The perception of the economic environment, for its part, had a blip in 2013, but today it is in better condition. The statement "progress is being made" fell from 15% to 12%, but in 2018 it reached 22%, while satisfaction with future personal economic prospects fell from 45% to 20% to stand in 2018 at 52%.
Political unrest
Costa Rica is a country that retains strong institutions, although the political landscape is more divided. test of this is the end of the two-party system (1953-2014), brought about by less support for the National Liberation Party (PLN) and the Social Christian Unity Party (PUSC) and the emergence of the Citizen Action Party (PAC), to which the country's current president, Carlos Alvarado, belongs.

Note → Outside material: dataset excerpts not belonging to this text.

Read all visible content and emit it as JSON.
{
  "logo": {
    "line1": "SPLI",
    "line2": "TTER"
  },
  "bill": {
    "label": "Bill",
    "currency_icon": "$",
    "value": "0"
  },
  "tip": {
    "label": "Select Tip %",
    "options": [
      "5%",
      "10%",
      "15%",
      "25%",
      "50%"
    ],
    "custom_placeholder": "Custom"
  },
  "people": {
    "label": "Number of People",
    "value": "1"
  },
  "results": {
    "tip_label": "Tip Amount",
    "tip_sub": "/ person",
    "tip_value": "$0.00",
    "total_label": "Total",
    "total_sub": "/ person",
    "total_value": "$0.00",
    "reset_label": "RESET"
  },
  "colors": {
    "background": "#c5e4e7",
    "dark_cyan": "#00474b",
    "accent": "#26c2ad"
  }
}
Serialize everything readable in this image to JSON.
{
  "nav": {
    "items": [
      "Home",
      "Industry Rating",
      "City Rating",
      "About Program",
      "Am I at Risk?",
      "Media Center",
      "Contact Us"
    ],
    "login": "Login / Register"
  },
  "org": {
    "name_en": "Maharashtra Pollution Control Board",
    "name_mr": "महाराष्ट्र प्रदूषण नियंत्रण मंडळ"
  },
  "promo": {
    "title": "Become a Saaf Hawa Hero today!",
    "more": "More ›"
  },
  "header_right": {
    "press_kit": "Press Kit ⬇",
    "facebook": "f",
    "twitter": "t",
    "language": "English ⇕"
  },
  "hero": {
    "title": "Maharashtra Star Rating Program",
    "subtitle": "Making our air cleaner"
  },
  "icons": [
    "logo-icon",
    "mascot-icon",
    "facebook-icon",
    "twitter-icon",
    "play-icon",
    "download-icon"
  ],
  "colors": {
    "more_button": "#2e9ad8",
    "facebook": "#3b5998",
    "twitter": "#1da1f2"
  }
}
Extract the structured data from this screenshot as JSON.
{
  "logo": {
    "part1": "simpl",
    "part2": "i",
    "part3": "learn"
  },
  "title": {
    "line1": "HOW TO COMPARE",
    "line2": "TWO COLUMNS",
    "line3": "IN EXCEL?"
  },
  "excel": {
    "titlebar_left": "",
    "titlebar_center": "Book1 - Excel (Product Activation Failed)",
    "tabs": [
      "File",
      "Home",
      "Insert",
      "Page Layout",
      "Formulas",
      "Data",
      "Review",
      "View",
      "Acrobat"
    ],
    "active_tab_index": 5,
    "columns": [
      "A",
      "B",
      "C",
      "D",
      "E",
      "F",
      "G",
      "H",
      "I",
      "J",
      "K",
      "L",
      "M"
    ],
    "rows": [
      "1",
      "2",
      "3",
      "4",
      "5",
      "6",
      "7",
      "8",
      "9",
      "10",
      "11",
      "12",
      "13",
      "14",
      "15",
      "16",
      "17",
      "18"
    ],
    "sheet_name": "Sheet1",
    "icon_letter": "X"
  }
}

Corruption issues such as the "cimentazo case", the high public debt that has forced cutbacks in a country with certain well-established social benefits and a regional and international environment prone to populist solutions may be behind the political unrest observed in Costa Rica in recent years.
This occurs in a context of the "angry vote" in Latin America, which arises as a consequence of the political actions of the last twenty years in the region and a strengthening of the middle classes. Citizen dissatisfaction has led to the emergence of outsider politicians: people with relative popularity, short degree program political, without a determined strategy and with an "anti-political" speech . This is a patron saint that, although it is in the emergence of the PAC, in any case does not fully correspond to the personality of President Alvarado, who actually seems to have contributed to redirect the Costa Rican restlessness.
Conclusions
Thus, from the analysis of the data observed here, it can be concluded that there was indeed a slight deterioration in both institutional circumstances and especially in economic conditions or expectations between 2013 and 2016, but the different scales have returned in 2018 to previous values, even improving in some cases to levels of ten years ago. This is something that can be observed both in the indicators at position of experts that follow standardized objective procedures and in the surveys of subjective citizen perception.
The sample used and the temporal tastings carried out have not been exhaustive, so it is not possible to specify whether the variations noted here are circumstantial fluctuations or part of a trend pointing in a certain direction.